Llevo once años vinculada a la Universidad de una u otra forma y cuando aparece el concepto «comunicación interna» vinculado a ella, la primera palabra que dibuja mi cabeza es REVOLUCIÓN, seguida de relación, confianza y eficacia. Demasiados, procesos, demasiadas jerarquías sin sentido práctico alguno y demasiada lentitud. Ese es el diagnóstico. La Universidad y los Centros de Investigación siguen anclados a unas prácticas que poco tienen que ver con su público: desconocen quién es su audiencia interna, no adaptan los mensajes al público (y se le pregunta escasamente por ello) y toman decisiones basadas en mandos de dirección que tocan poco el suelo. No es una crítica: es la traducción de la realidad misma. Una realidad que cuesta aceptar. Pero frente a ello, sólo hay una camino: revolucionar la Universidad apostando por un cambio cultural, nuevas relaciones transversales, nuevos liderazgos que den confianza y creyendo en la eficacia del talento de la multitud. 

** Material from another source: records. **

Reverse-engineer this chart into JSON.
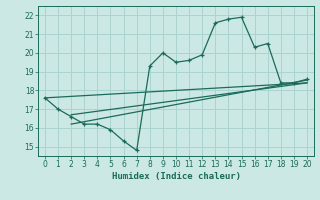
{
  "xlabel": "Humidex (Indice chaleur)",
  "bg_color": "#cce8e4",
  "grid_color": "#aad4d0",
  "line_color": "#1a6b5a",
  "xlim": [
    -0.5,
    20.5
  ],
  "ylim": [
    14.5,
    22.5
  ],
  "xticks": [
    0,
    1,
    2,
    3,
    4,
    5,
    6,
    7,
    8,
    9,
    10,
    11,
    12,
    13,
    14,
    15,
    16,
    17,
    18,
    19,
    20
  ],
  "yticks": [
    15,
    16,
    17,
    18,
    19,
    20,
    21,
    22
  ],
  "curve1_x": [
    0,
    1,
    2,
    3,
    4,
    5,
    6,
    7,
    8,
    9,
    10,
    11,
    12,
    13,
    14,
    15,
    16,
    17,
    18,
    19,
    20
  ],
  "curve1_y": [
    17.6,
    17.0,
    16.6,
    16.2,
    16.2,
    15.9,
    15.3,
    14.8,
    19.3,
    20.0,
    19.5,
    19.6,
    19.9,
    21.6,
    21.8,
    21.9,
    20.3,
    20.5,
    18.4,
    18.4,
    18.6
  ],
  "curve2_x": [
    0,
    20
  ],
  "curve2_y": [
    17.6,
    18.4
  ],
  "curve3_x": [
    2,
    20
  ],
  "curve3_y": [
    16.7,
    18.4
  ],
  "curve4_x": [
    2,
    20
  ],
  "curve4_y": [
    16.2,
    18.55
  ]
}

Ahora bien, no todas las Universidad comunican mal a su público interno ni todas a nivel España están en la misma situación. De hecho, además de la asesoría externa, entre ellas mismas pueden generar nuevos modelos que ayuden a agilizar y mejorar su trabajo. De eso se trata la relación. Y para eso estuvieron allí en Sevilla dos días profesionales de la comunicación, para compartir experiencias que mejorasen su día a día.

Por otro lado, también es cierto que el cambio cultural empieza siempre por una actitud. De hecho, algunas personas que participaron en las jornadas me transmitían que es muy difícil por la complejidad de las estructuras de la Universidad y que siempre acaba tomando la decisión de hacer una cosa u otra aquél que tiene más «poder» pero el que menos entiende de comunicación. Y este es el problema. Además de desconocer que existen otras técnicas de comunicación, desconocen que adaptarse a los públicos conduce al éxito. Frente a los cambios y la adaptación, la primera respuesta que ofrece la Universidad es NO: no se puede hacer esto, esto no lo van a aprobar, esto no se puede hacer así…

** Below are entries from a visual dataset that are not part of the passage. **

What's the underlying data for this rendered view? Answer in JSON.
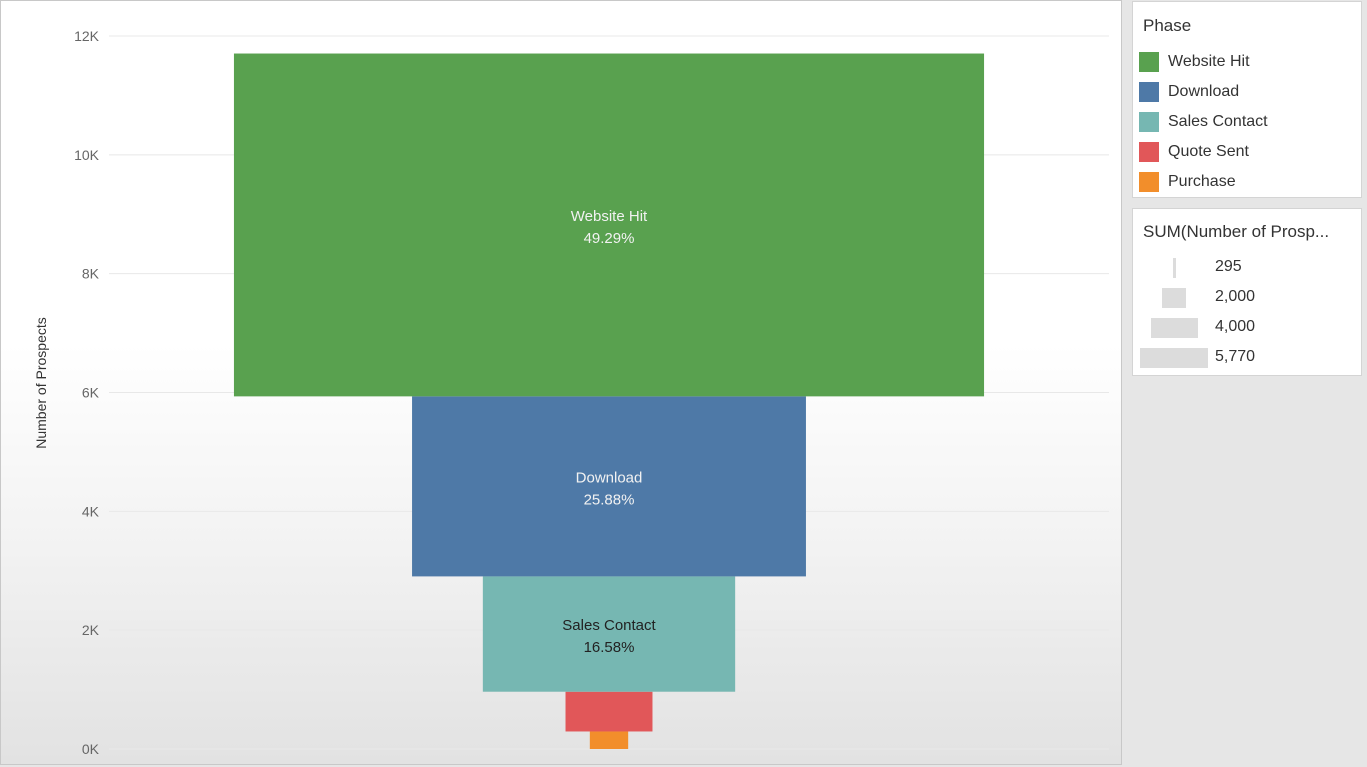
{
  "chart_data": {
    "type": "bar",
    "subtype": "funnel",
    "ylabel": "Number of Prospects",
    "ylim": [
      0,
      12000
    ],
    "yticks": [
      "0K",
      "2K",
      "4K",
      "6K",
      "8K",
      "10K",
      "12K"
    ],
    "categories": [
      "Website Hit",
      "Download",
      "Sales Contact",
      "Quote Sent",
      "Purchase"
    ],
    "values": [
      5770,
      3030,
      1941,
      669,
      295
    ],
    "percent_labels": [
      "49.29%",
      "25.88%",
      "16.58%",
      "",
      ""
    ],
    "colors": [
      "#59a14f",
      "#4e79a7",
      "#76b7b2",
      "#e15759",
      "#f28e2b"
    ],
    "grid": true,
    "legend_position": "right"
  },
  "legend": {
    "title": "Phase",
    "items": [
      {
        "label": "Website Hit",
        "color": "#59a14f"
      },
      {
        "label": "Download",
        "color": "#4e79a7"
      },
      {
        "label": "Sales Contact",
        "color": "#76b7b2"
      },
      {
        "label": "Quote Sent",
        "color": "#e15759"
      },
      {
        "label": "Purchase",
        "color": "#f28e2b"
      }
    ]
  },
  "size_legend": {
    "title": "SUM(Number of Prosp...",
    "items": [
      {
        "label": "295",
        "value": 295
      },
      {
        "label": "2,000",
        "value": 2000
      },
      {
        "label": "4,000",
        "value": 4000
      },
      {
        "label": "5,770",
        "value": 5770
      }
    ]
  }
}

Con un simple juego que me inspiró Imma Marín compartido en TrendSpain les hice ver que podemos llegar a acuerdos, relacionarnos sin preguntar «qué puesto tienes tú» siempre y cuando tengamos un objetivo y un reto por conseguir.

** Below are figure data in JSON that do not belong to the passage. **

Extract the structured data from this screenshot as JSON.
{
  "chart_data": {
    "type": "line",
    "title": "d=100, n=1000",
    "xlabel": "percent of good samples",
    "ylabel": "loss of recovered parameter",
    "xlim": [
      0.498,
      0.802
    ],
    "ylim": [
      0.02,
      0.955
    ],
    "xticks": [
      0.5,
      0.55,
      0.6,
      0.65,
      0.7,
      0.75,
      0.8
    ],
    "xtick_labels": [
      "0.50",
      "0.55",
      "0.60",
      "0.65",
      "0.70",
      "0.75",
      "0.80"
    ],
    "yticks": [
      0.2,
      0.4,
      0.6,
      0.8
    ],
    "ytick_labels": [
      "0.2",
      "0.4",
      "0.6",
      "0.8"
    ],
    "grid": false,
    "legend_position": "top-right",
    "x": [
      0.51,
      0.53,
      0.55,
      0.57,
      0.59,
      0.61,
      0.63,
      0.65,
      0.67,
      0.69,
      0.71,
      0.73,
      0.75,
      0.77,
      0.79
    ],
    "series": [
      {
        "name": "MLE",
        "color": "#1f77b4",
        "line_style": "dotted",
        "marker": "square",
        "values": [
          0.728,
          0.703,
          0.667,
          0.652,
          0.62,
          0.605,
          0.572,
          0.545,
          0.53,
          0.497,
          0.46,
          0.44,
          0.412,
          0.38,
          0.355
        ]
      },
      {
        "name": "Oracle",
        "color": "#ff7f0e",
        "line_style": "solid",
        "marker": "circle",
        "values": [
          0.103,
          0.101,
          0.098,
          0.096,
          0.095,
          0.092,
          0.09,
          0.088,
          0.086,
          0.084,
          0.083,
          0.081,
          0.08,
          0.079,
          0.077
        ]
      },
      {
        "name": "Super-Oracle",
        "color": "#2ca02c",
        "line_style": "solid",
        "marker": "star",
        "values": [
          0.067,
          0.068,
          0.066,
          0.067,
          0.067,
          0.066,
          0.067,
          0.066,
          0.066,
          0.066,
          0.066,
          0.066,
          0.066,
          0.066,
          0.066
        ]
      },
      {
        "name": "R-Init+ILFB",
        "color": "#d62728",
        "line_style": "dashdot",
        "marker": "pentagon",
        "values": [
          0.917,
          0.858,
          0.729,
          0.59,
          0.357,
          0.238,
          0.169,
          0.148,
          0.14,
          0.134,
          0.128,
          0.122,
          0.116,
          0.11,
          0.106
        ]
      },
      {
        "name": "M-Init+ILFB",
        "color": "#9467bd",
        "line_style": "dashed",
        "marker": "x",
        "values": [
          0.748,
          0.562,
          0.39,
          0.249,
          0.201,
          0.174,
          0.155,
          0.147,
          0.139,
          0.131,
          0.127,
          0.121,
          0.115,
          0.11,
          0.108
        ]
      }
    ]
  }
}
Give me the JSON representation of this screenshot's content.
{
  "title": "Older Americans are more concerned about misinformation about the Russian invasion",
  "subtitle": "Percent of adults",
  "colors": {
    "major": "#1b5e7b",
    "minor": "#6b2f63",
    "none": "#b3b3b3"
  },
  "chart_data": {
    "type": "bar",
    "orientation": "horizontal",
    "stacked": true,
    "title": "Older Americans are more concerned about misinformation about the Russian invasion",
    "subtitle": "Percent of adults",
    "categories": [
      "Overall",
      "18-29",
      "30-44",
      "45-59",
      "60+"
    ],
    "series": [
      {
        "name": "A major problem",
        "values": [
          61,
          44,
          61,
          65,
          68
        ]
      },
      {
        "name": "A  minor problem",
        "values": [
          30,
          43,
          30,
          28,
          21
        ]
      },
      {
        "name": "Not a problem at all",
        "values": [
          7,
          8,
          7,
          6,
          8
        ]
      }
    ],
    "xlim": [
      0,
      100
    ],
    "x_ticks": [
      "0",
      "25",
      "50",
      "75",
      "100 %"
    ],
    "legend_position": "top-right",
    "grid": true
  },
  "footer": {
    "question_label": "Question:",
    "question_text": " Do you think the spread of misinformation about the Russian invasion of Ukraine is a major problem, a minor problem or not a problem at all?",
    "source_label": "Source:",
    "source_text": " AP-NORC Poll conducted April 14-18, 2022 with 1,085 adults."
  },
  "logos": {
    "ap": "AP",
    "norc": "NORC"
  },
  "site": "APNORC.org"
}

Con un simple juego de globos les hice ver que la Universidad es experta en acumular problemas en vez de acumular soluciones. De ahí que la burocracia interna haya pasado a llamarse «burrocracia».

Y con una simple pregunta final les hice ver que la actitud de la Universidad frente a lo desconocido siempre es negativa. Si nuestro cuerpo puede pasar a través de un folio, la Universidad puede tener su propia revolución, generar nuevos liderazgos a través de las relaciones, generar confianza a su público y ser eficaces incluyendo el aprendizaje colaborativo.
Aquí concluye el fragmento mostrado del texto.